The next flight included 2 gentlemen on either side of me – one of which found an empty seat elsewhere, the other who was bravely maneuvering a pinata through 6 connecting flights… successfully. There should be a ribbon for that. And as the flight progressed, I decided to forego the pleasure of watching the latest Star Wars for the 2nd time, instead planning to doze. Pinata-man’s post nasal drip had other plans for me; his constant hawking lacked enough rhythm or lack of it to sleep to; I took the trouble to find my headphones so that I could block him out.

I ended up watching the movie, and one of the light saber battles began – an epic battle, twisting and turning, slicing, parrying and thrusting – a show that might have amused Musashi. Right in front of the screen, a woman apparently was so excited that she had to go to the bathroom, causing a wave of heads across the screen during the battle. Inwardly, I groaned. The battle ended as she hurried by. I sighed. A gentleman who had been dozing with his window blind down suddenly felt the need to open it and fill out customs forms during a dark part of the movie, allowing the sun to blind one of my eyes as I watched at a despondently dark screen – as if it were depressed by his actions.

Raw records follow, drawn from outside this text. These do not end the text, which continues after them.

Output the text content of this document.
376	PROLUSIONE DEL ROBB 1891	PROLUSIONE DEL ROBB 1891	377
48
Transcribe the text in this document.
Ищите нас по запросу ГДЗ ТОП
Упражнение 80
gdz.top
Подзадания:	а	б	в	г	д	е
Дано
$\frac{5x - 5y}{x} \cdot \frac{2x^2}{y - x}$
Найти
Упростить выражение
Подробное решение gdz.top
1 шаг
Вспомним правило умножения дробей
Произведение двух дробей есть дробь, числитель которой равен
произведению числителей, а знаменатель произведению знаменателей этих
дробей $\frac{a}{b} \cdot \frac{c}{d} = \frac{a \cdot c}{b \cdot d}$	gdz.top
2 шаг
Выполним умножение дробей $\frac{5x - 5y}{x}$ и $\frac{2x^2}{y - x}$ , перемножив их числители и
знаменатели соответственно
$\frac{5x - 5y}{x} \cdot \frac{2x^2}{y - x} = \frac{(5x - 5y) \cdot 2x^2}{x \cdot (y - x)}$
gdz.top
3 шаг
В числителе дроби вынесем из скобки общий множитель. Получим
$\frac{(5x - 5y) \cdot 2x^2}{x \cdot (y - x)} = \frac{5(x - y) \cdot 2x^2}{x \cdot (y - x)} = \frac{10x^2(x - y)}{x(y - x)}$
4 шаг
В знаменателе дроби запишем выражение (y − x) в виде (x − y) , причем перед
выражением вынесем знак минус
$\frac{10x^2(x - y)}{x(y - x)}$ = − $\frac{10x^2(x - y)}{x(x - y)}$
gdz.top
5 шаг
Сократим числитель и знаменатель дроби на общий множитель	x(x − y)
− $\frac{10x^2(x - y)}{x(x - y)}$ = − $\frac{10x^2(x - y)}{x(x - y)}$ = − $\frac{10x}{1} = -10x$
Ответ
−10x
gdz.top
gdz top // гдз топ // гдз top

And lo! At the very ending, my favorite part when Luke says not a word but volumes with his face, Mr. Pinata PostNasalDrip had an emergency requirement for the toilet.

We landed, and 12 hours later I was at my destination – eeking my way through immigration somewhat familiar, somewhat different, where invariably because of my passport the immigration officer would predictably say that I could have gone through the other line and it would have been faster (regardless of which line I was in). I grabbed my 15 lbs of belongings at the baggage claim, made my way through customs with decades of experience and absolutely no wit– something they do not appreciate  – and made my way out into sunlight, into a familiar land that was not so familiar, to meet people who were familiar but different, to deal with issues that were familiar but different.

Thinking is a much better way to travel. More leg room.

Hat tip to the Moody Blues for the title.